Restrictions on bathroom access, usually to increase production output, are another issue. Because of delayed or denied bathroom breaks, workers in three of the five states suffered from kidney problems and other conditions. Nationwide, the issue is rarely mentioned as many fear retaliation from their employers.

The GAO also studied the efforts of organizations like OSHA to keep the more than 480,000 meat processing workers in the U.S. safe and healthy. It found that many factories lacked accessible first-aid stations and competent medical professionals; this, combined with the fear of penalties, has discouraged some workers from reporting injuries.

The report concludes with seven recommendations to OSHA. Among other steps, the OSHA could conduct off-site interviews with employees and update guidelines on how employers should manage their first-aid stations. The GAO’s findings have also encouraged trade groups to act.

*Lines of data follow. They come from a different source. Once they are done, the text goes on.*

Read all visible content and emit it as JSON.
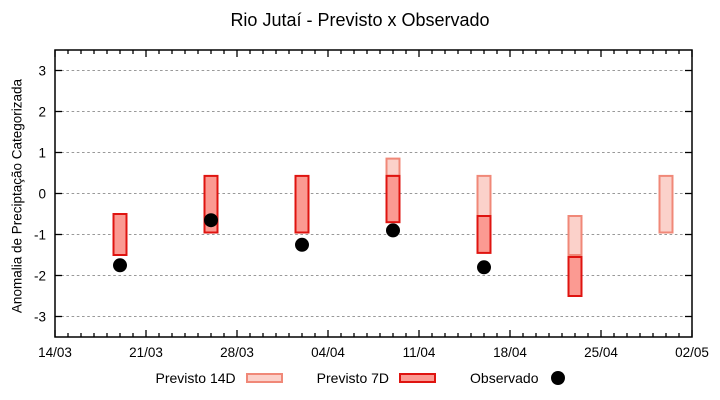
{
  "title": "Rio Jutaí - Previsto x Observado",
  "chart_data": {
    "type": "bar",
    "subtype": "floating-range-bars-with-scatter",
    "title": "Rio Jutaí - Previsto x Observado",
    "xlabel": "",
    "ylabel": "Anomalia de Preciptação Categorizada",
    "ylim": [
      -3.5,
      3.5
    ],
    "x_axis": {
      "start": "14/03",
      "end": "02/05",
      "total_days": 49,
      "major_tick_every_days": 7,
      "minor_tick_every_days": 1
    },
    "x_ticks": [
      "14/03",
      "21/03",
      "28/03",
      "04/04",
      "11/04",
      "18/04",
      "25/04",
      "02/05"
    ],
    "y_ticks": [
      -3,
      -2,
      -1,
      0,
      1,
      2,
      3
    ],
    "grid": "horizontal-dashed",
    "legend_position": "bottom-center",
    "colors": {
      "grid": "#999999",
      "axis": "#000000",
      "background": "#ffffff"
    },
    "series": [
      {
        "id": "previsto-14d",
        "name": "Previsto 14D",
        "type": "floating-bar",
        "fill": "#fbd1ca",
        "border": "#f08878",
        "bars": [
          {
            "date": "09/04",
            "day": 26,
            "low": 0.43,
            "high": 0.85
          },
          {
            "date": "16/04",
            "day": 33,
            "low": -0.55,
            "high": 0.43
          },
          {
            "date": "23/04",
            "day": 40,
            "low": -1.5,
            "high": -0.55
          },
          {
            "date": "30/04",
            "day": 47,
            "low": -0.95,
            "high": 0.43
          }
        ]
      },
      {
        "id": "previsto-7d",
        "name": "Previsto 7D",
        "type": "floating-bar",
        "fill": "#fb9a92",
        "border": "#df1410",
        "bars": [
          {
            "date": "19/03",
            "day": 5,
            "low": -1.5,
            "high": -0.5
          },
          {
            "date": "26/03",
            "day": 12,
            "low": -0.95,
            "high": 0.43
          },
          {
            "date": "02/04",
            "day": 19,
            "low": -0.95,
            "high": 0.43
          },
          {
            "date": "09/04",
            "day": 26,
            "low": -0.7,
            "high": 0.43
          },
          {
            "date": "16/04",
            "day": 33,
            "low": -1.45,
            "high": -0.55
          },
          {
            "date": "23/04",
            "day": 40,
            "low": -2.5,
            "high": -1.55
          }
        ]
      },
      {
        "id": "observado",
        "name": "Observado",
        "type": "scatter",
        "fill": "#000000",
        "points": [
          {
            "date": "19/03",
            "day": 5,
            "value": -1.75
          },
          {
            "date": "26/03",
            "day": 12,
            "value": -0.65
          },
          {
            "date": "02/04",
            "day": 19,
            "value": -1.25
          },
          {
            "date": "09/04",
            "day": 26,
            "value": -0.9
          },
          {
            "date": "16/04",
            "day": 33,
            "value": -1.8
          }
        ]
      }
    ]
  }
}
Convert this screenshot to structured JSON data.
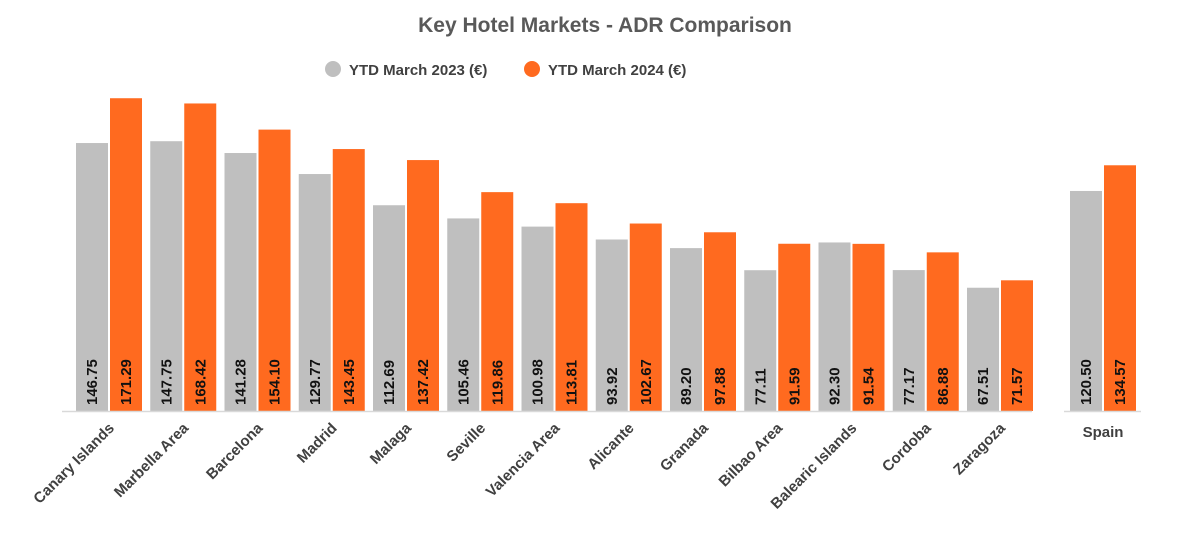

When workers are injured, they should report the accident to their employer and let him or her know that they will file for workers’ compensation benefits. This is where a lawyer comes in. After a case assessment, the lawyer may find that negligence may be partly to blame: for example, an injury may have worsened because the onsite medical professional failed to detect it. In such cases, a lawyer may advise the victim to file an injury claim.